While Tariq contends with the burden of ensuring his disabled daughter’s well-being other families also find themselves trapped in the winding opaque corridors of the Travelodge in Brentford.

Zsu’s kids have been forced to turn the faceless corridors into a football pitch just to remain sane. She says the family ended up in the hotel after their landlord raised their rent by £800 making their home unaffordable.

“I didn’t want to leave the area because we have a community here,” Zsu told LDRS, “but I did look because I thought maybe it would be much cheaper and it is not much cheaper at all, so I had no choice.”

“I didn’t want to leave London because their dad is here and I don’t want them to not have a relationship with him so here I am.” She has a ten-year-old son and 7-year-old daughter who are both enthusiastic about sports.

While Zsu says it could be worse, for her and her kids the extended stay in the hotel has started to take its toll. She said, “We have good days and bad days. For example last night my son was crying because he was asking why we couldn’t have our own house, why couldn’t we have our cats back. It’s hard to adjust because it’s not a home it’s a hotel.”

With something as simple as preparing food not an option Zsu says that eating has become increasingly expensive and difficult, “It’s hard and costly to eat out twice a day.”

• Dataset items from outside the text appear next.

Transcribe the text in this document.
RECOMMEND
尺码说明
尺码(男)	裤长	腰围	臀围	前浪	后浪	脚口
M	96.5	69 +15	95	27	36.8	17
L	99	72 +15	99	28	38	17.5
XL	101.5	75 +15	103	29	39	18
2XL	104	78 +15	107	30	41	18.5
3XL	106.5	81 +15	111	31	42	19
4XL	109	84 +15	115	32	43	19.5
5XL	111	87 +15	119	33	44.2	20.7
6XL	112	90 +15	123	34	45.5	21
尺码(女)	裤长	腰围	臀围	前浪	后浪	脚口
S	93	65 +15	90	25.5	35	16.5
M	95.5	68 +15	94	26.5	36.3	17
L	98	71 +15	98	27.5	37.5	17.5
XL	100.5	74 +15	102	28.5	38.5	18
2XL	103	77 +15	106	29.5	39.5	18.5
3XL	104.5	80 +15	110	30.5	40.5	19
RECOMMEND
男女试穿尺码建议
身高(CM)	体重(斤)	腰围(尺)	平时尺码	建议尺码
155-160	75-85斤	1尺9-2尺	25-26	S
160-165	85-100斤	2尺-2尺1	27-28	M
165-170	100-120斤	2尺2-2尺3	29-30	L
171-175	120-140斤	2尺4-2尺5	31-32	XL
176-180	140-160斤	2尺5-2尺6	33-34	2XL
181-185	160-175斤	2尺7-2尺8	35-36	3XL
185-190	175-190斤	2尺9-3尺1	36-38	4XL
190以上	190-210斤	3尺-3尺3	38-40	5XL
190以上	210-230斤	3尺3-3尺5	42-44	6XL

An Ealing Council spokesperson said,“These stories highlight the personal difficulties people across Ealing, London, and the country are now facing as a direct result of the affordable housing crisis.

“Ealing is at the sharpest end of this crisis, with mortgage rates soaring, landlords hiking rents, and many other landlords selling up and leaving the rental market altogether. This is forcing families like these into homelessness for the first time in their lives, giving them no choice but to turn to us for help. In the last year, more than 4,500 local households approached us as homeless – the highest rate in the region – and we have a legal duty to support almost 3,200 of them.

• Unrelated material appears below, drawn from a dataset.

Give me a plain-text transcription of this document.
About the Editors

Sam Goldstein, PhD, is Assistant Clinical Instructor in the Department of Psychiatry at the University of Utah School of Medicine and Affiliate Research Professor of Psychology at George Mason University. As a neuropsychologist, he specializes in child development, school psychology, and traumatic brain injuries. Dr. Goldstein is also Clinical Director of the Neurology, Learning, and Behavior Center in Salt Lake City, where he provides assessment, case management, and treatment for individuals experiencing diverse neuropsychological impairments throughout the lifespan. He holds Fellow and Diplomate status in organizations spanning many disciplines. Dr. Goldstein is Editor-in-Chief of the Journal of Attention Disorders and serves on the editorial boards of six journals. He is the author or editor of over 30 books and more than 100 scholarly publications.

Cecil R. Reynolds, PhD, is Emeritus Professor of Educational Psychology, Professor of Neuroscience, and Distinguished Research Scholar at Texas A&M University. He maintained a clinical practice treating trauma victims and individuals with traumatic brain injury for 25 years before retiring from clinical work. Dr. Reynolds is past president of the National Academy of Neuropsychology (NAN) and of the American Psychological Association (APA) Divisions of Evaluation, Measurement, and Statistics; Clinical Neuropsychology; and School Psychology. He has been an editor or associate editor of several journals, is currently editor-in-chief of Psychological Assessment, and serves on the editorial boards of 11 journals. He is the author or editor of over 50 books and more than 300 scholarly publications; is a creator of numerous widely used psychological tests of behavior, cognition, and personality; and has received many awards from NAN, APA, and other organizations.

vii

“Given the dramatic decline in the number of available rented properties and historically high levels of demand, there simply aren’t the homes for us to place people into. Hence, we are left with no alternative but to place people in expensive, inappropriate hotel accommodation.

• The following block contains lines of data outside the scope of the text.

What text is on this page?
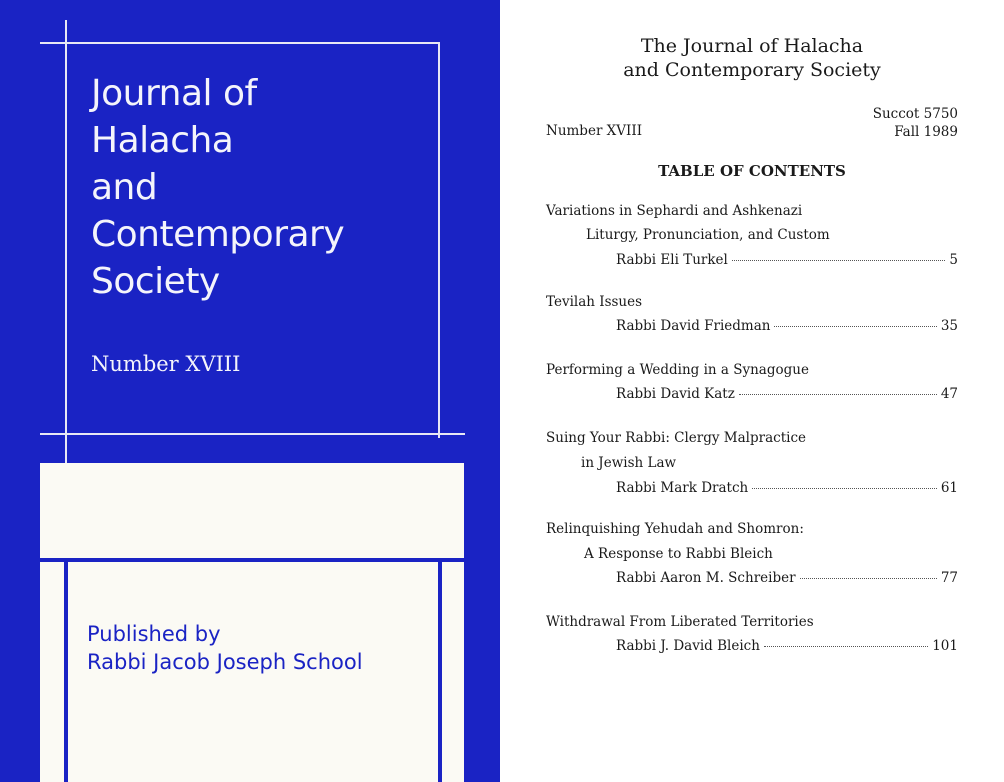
Journal of
Halacha
and
Contemporary
Society
Number XVIII
Published by
Rabbi Jacob Joseph School
The Journal of Halacha
and Contemporary Society
Number XVIII
Succot 5750
Fall 1989
TABLE OF CONTENTS
Variations in Sephardi and Ashkenazi
Liturgy, Pronunciation, and Custom
Rabbi Eli Turkel	5
Tevilah Issues
Rabbi David Friedman	35
Performing a Wedding in a Synagogue
Rabbi David Katz	47
Suing Your Rabbi: Clergy Malpractice
in Jewish Law
Rabbi Mark Dratch	61
Relinquishing Yehudah and Shomron:
A Response to Rabbi Bleich
Rabbi Aaron M. Schreiber	77
Withdrawal From Liberated Territories
Rabbi J. David Bleich	101
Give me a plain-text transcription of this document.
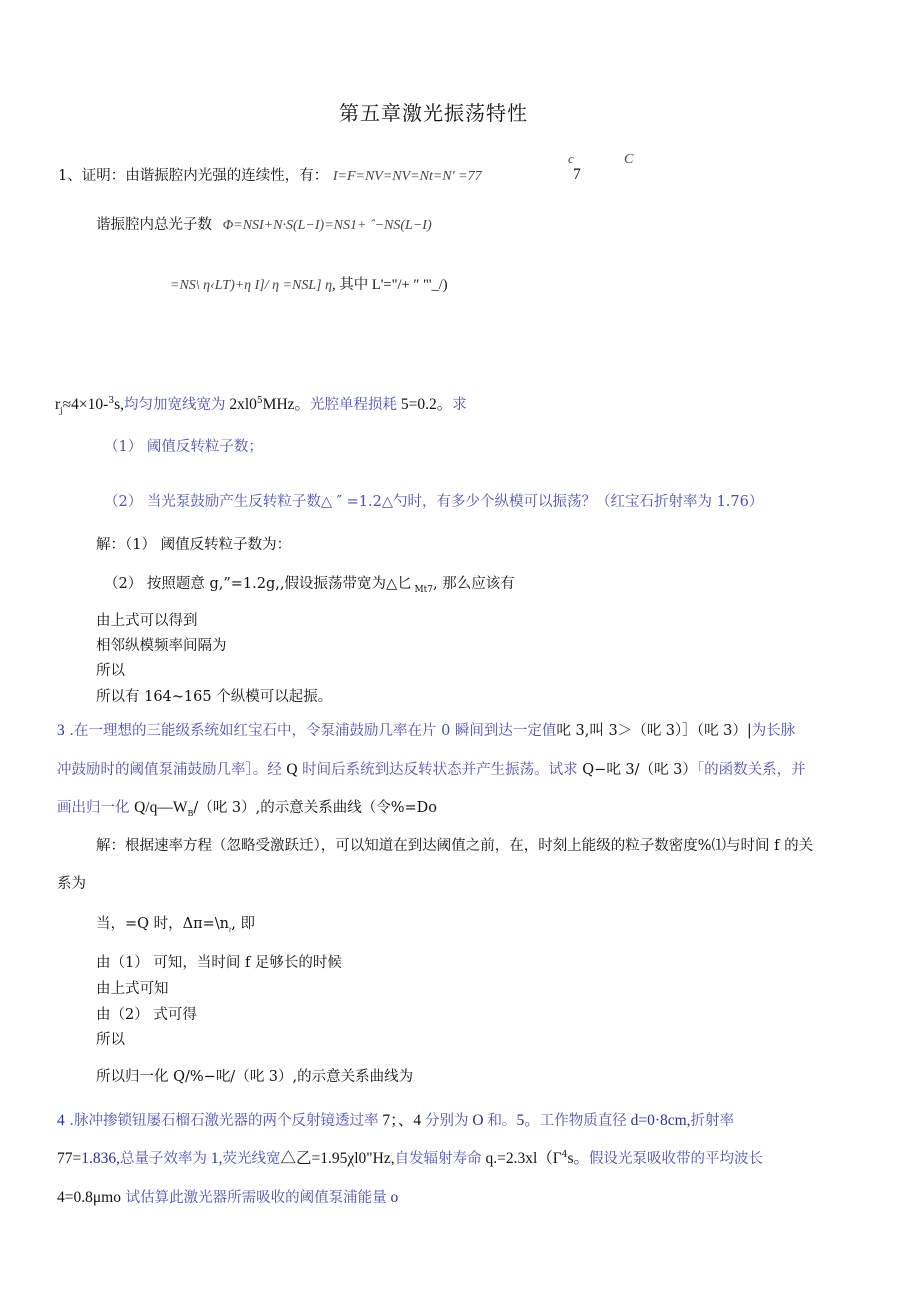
第五章激光振荡特性
c	C
1、证明：由谐振腔内光强的连续性，有： I=F=NV=NV=Nt=N' =77	7
谐振腔内总光子数 Φ=NSI+N·S(L−I)=NS1+ ˆ−NS(L−I)
=NS\ η‹LT)+η I]/ η =NSL] η, 其中 L'="/+ ″ "'_/)
$r_j\approx 4\times 10-^3s$,均匀加宽线宽为 $2xl0^5MHz$。光腔单程损耗 5=0.2。求
（1） 阈值反转粒子数；
（2） 当光泵鼓励产生反转粒子数△ ″ =1.2△勺时，有多少个纵模可以振荡？（红宝石折射率为 1.76）
解：（1） 阈值反转粒子数为：
（2） 按照题意 g,”=1.2g,,假设振荡带宽为△匕 $_{Mt7}$, 那么应该有
由上式可以得到
相邻纵模频率间隔为
所以
所以有 164~165 个纵模可以起振。
3 .在一理想的三能级系统如红宝石中，令泵浦鼓励几率在片 0 瞬间到达一定值叱 3,叫 3＞（叱 3）］（叱 3）|为长脉
冲鼓励时的阈值泵浦鼓励几率］。经 Q 时间后系统到达反转状态并产生振荡。试求 Q−叱 3/（叱 3）「的函数关系，并
画出归一化 $Q/q—W_B/$（叱 3）,的示意关系曲线（令%=Do
解：根据速率方程（忽略受激跃迁），可以知道在到达阈值之前，在，时刻上能级的粒子数密度%⑴与时间 f 的关
系为
当，=Q 时，$\Delta\pi=\backslash n_t$, 即
由（1） 可知，当时间 f 足够长的时候
由上式可知
由（2） 式可得
所以
所以归一化 Q/%−叱/（叱 3）,的示意关系曲线为
4 .脉冲掺锁钮屡石榴石激光器的两个反射镜透过率 7；、4 分别为 O 和。5。工作物质直径 d=0·8cm,折射率
77=1.836,总量子效率为 1,荧光线宽△乙=1.95χl0"Hz,自发辐射寿命 $q.=2.3xl(\Gamma^4s$。假设光泵吸收带的平均波长
4=0.8μmo 试估算此激光器所需吸收的阈值泵浦能量 o
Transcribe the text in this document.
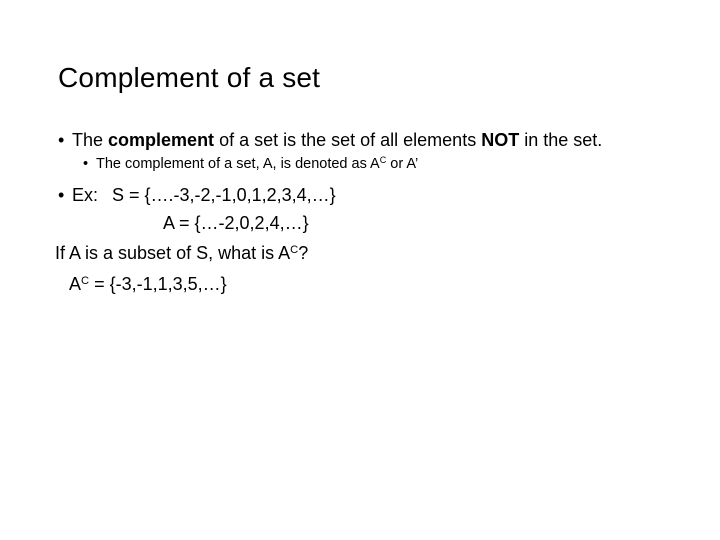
Complement of a set
• The complement of a set is the set of all elements NOT in the set.
• The complement of a set, A, is denoted as $A^C$ or A’
• Ex: S = {….-3,-2,-1,0,1,2,3,4,…}
A = {…-2,0,2,4,…}
If A is a subset of S, what is $A^C$?
$A^C$ = {-3,-1,1,3,5,…}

“We are working on local solutions. We have agreed to invest £150 million in properties so that we can start to move families out of such accommodation into homes, and we have also recently leased an entire hotel which has the sorts of facilities and amenities absent from their local accommodation that families like these would benefit from.

“We can’t fix this overnight, but we’re taking every possible measure to deal with this crisis.”

Hounslow Council’s Cabinet Member for Housing Management and Homelessness, Cllr Sue Sampson, said, “We can’t comment on individual cases. However, we can say that Hounslow Council is committed to providing a safe and fair living environment for all its tenants against ever-increasing pressure on local housing services.

“Our teams work hard to find the best solutions for the people who come to us for assistance but given the demands facing our services, this can take time.

“Hounslow Council works in partnership with colleagues at our neighbouring local authorities and we communicate with them regularly.

“Any household facing the threat of homelessness can approach any local authority for housing assistance. This council will then assess the application in line with homelessness legislation.

“As part of this process, a local connection test is applied. If the borough where the household has presented as homeless is satisfied that the household has a local connection, they will refer the household to that borough area.”

A spokesperson for Travelodge said, “Travelodge recognises the pressure local authorities are under and how difficult this is for them and for the people who desperately need a home.

“Travelodge carefully manages any bookings made by local authorities and is in regular contact with Ealing Council, making clear that this is not a long-term solution as it is not a substitute for a home.

“Travelodge‘s focus is on ensuring all of its customers have a high quality experience.”